Bref, le vieux facho saisit un mamelon tira avec force et traversa avec lenteur l’aréole distendue. Une expression méprisante abaissa les lèvres de la fille. Pas un instant, son regard qui fixait l’Américain avec intensité ne vacilla. Il tirailla sur la chair pour refermer l’épingle. Il fit subir le même traitement à l’autre sein sans que Dolores manifeste davantage sa souffrance. Je bandais au point que ma queue recourbée touchait presque mon nombril. Soledad, à genoux entre la paroi et mes jambes, attendait. Si je la laissais faire maintenant, j’inonderai sa bouche en quelques secondes. Si j’attendais, je prenais le risque qu’il ne se passe plus rien d’excitant. Dilemme, Corneille, la chèvre et le chou, Charybde et Scylla !

Un nouveau coup d’œil me rassura. L’Américain venait d’allumer une cigarette et soufflait sur la braise pour l’aviver. Une légère pâleur altéra le visage de Dolores, mais elle trouva assez de ressources en elle-même pour adresser à son tortionnaire un sourire provocant. L’homme ricana, tira une bouffée brève et fit tomber la cendre.

— Avance les fesses au bord et écarte les cuisses, putain !

La fille s’exécuta. Il est probable qu’à ce moment elle devait se répéter qu’accélérer la chute du capital qui tardait un peu à s’effondrer sous le poids de ses contradictions valait tous les sacrifices ! L’homme approcha l’extrémité incandescente de la vulve entrouverte par la posture. Je jugeai que le moment était venu pour Soledad de reprendre sa tache. À tâtons, je poussais sa tête vers ma verge. Elle l’engagea aux deux tiers dans sa bouche, le gland calé au fond de son arrière-gorge. D’un mouvement tournant, l’Américain écrasa la braise avec lenteur au sommet de la fente. Les mains de la fille blanchirent aux jointures tant elle sera les bords du siège. Les yeux agrandis, les narines pincées, un long grognement de douleur lui échappa tout le temps que dura la brûlure. Je n’y tins plus. Je saisis la tête de Soledad. Mon sperme gicla, s’accumula en giclées épaisses dans son pharynx. Elle avala.

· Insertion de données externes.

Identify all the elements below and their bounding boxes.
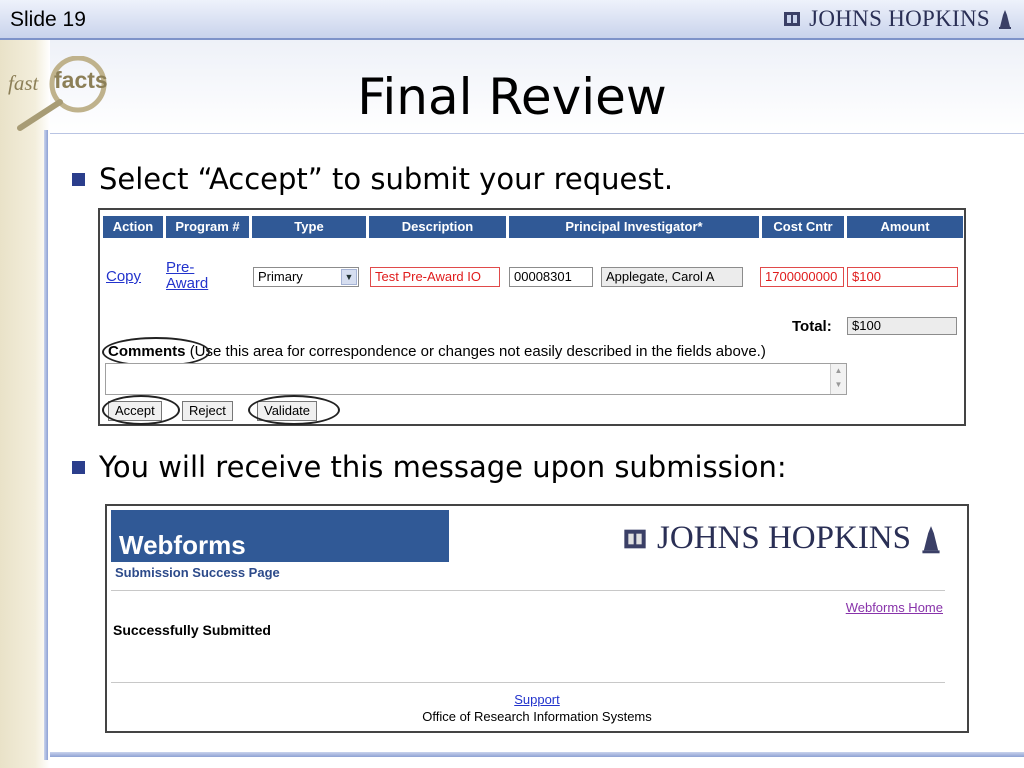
johns-hopkins-logo: JOHNS HOPKINS: [623, 520, 941, 557]
column-header: Program #: [166, 216, 252, 238]
slide-number: Slide 19: [10, 8, 86, 31]
pi-name-field: Applegate, Carol A: [601, 267, 743, 287]
webforms-home-link[interactable]: Webforms Home: [846, 600, 943, 615]
support-link-row: Support: [107, 692, 967, 707]
bottom-accent-line: [50, 752, 1024, 757]
form-column-headers: Action Program # Type Description Princi…: [103, 216, 963, 238]
validate-highlight-circle: [248, 395, 340, 425]
bullet-text: You will receive this message upon submi…: [99, 450, 787, 484]
slide-title: Final Review: [357, 68, 667, 126]
bullet-item: Select “Accept” to submit your request.: [72, 162, 673, 196]
total-value-field: $100: [847, 317, 957, 335]
accept-highlight-circle: [102, 395, 180, 425]
webforms-title-band: Webforms: [111, 510, 449, 562]
textarea-scrollbar[interactable]: ▲ ▼: [830, 364, 846, 394]
bullet-text: Select “Accept” to submit your request.: [99, 162, 674, 196]
success-message: Successfully Submitted: [113, 622, 271, 638]
office-name: Office of Research Information Systems: [422, 709, 652, 724]
webforms-title: Webforms: [119, 530, 246, 560]
amount-field[interactable]: $100: [847, 267, 958, 287]
dome-statue-icon: [922, 525, 940, 553]
program-pre-award-link[interactable]: Pre- Award: [166, 260, 208, 292]
johns-hopkins-wordmark: JOHNS HOPKINS: [657, 520, 911, 556]
johns-hopkins-wordmark: JOHNS HOPKINS: [809, 6, 990, 31]
column-header: Cost Cntr: [762, 216, 847, 238]
cost-center-field[interactable]: 1700000000: [760, 267, 844, 287]
support-link[interactable]: Support: [514, 692, 560, 707]
divider: [111, 682, 945, 683]
university-flag-icon: [624, 529, 646, 548]
reject-button[interactable]: Reject: [182, 401, 233, 421]
type-select[interactable]: Primary ▼: [253, 267, 359, 287]
type-select-value: Primary: [258, 269, 303, 284]
divider: [111, 590, 945, 591]
program-link-line2: Award: [166, 275, 209, 292]
success-page-subtitle: Submission Success Page: [115, 565, 280, 580]
comments-hint: (Use this area for correspondence or cha…: [189, 343, 766, 360]
pi-id-field[interactable]: 00008301: [509, 267, 593, 287]
column-header: Action: [103, 216, 166, 238]
copy-link[interactable]: Copy: [106, 268, 141, 285]
column-header: Description: [369, 216, 509, 238]
column-header: Amount: [847, 216, 963, 238]
description-field[interactable]: Test Pre-Award IO: [370, 267, 500, 287]
comments-textarea[interactable]: ▲ ▼: [105, 363, 847, 395]
dome-statue-icon: [999, 10, 1011, 29]
university-flag-icon: [784, 12, 801, 26]
slide-top-bar: Slide 19 JOHNS HOPKINS: [0, 0, 1024, 40]
total-label: Total:: [792, 318, 832, 335]
final-review-form-screenshot: Action Program # Type Description Princi…: [98, 208, 966, 426]
bullet-square-icon: [72, 460, 85, 474]
bullet-item: You will receive this message upon submi…: [72, 450, 787, 484]
bullet-square-icon: [72, 172, 85, 186]
column-header: Type: [252, 216, 369, 238]
column-header: Principal Investigator*: [509, 216, 762, 238]
program-link-line1: Pre-: [166, 259, 195, 276]
johns-hopkins-header-logo: JOHNS HOPKINS: [783, 6, 1012, 32]
chevron-down-icon: ▼: [341, 269, 357, 285]
submission-success-screenshot: Webforms Submission Success Page JOHNS H…: [105, 504, 969, 733]
left-accent-line: [44, 130, 48, 760]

C’est dans ces circonstances que je vis Juan Mendoza pour la première fois. J’appréciais le goût du martyre de ses petites camarades, mais ses convictions politiques étaient trop éloignées des miennes pour que je songe à faire sa connaissance.

 

*

 

 

Il n’y a même pas la clim. Allongé sur le lit douteux, je regarde tourner les pales du ventilateur au-dessus de moi. La lueur d’une enseigne au néon à la gloire de Gator Land ou de Disney World, les points forts du coin, éclaire la chambre par intermittence. J’allume une cigarette. Le vol pour Amsterdam décolle dans trois heures. Ça me laisse le temps de réfléchir. Je récapitule ce que m’a appris le señor Mendoza.